# Welche Vorteile bringt die Einheit der Thüringer Angler in einem Verband?



## Thomas9904 (30. September 2011)

Zugesandt vom Geschäftsführer des TLAV und gerne von uns veröffentlicht:

*Ein Anglerverband für Thüringen unter einem gemeinsamen Dach​*
Nur gemeinsam werden wir es schaffen, das Angeln als soziale und ökologische Komponente in unserer Gesellschaft und unserem Freistaat Thüringen zu erhalten.

·	Wo stehen wir in Thüringen?

·	Was eint unsere Verbände?

·	Was trennt die Verbände voneinander?

·	Wo wollen wir hin?

·	Wer steht uns im Weg?

·	Wie erreichen wir unser Ziel?

*Wie stellt sich die Situation bei uns in Thüringen dar?*
In Thüringen gibt es aktuell drei Anglerverbände mit insgesamt 21.500 Mitgliedern. 

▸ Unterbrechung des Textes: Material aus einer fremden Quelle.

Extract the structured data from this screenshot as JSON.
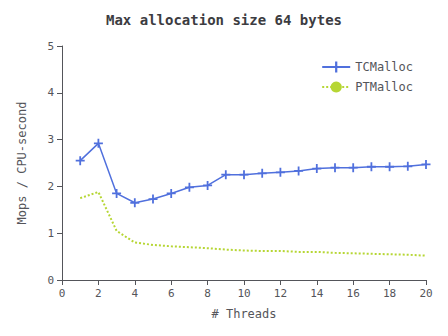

Der Thüringer Landesangelfischereiverband (TLAV im VDSF) mit ca. 12.000, der Verband für Angeln und Naturschutz Thüringen (VANT im DAV) mit ca. 6.300 und der Angelfischereiverband Ostthüringen (AFVOT im DAV) mit ca. 3.200 Mitgliedern.

Durch Mitgliederwanderungen zwischen den Verbänden sind TLAV und VANT territorial weit aufgesplittert, was zum einen den Aufwand der Verwaltung unverhältnismäßig erhöht und zum anderen „Randvereinen“ Nachteile bei der Teilhabe am Verbandsleben bringt.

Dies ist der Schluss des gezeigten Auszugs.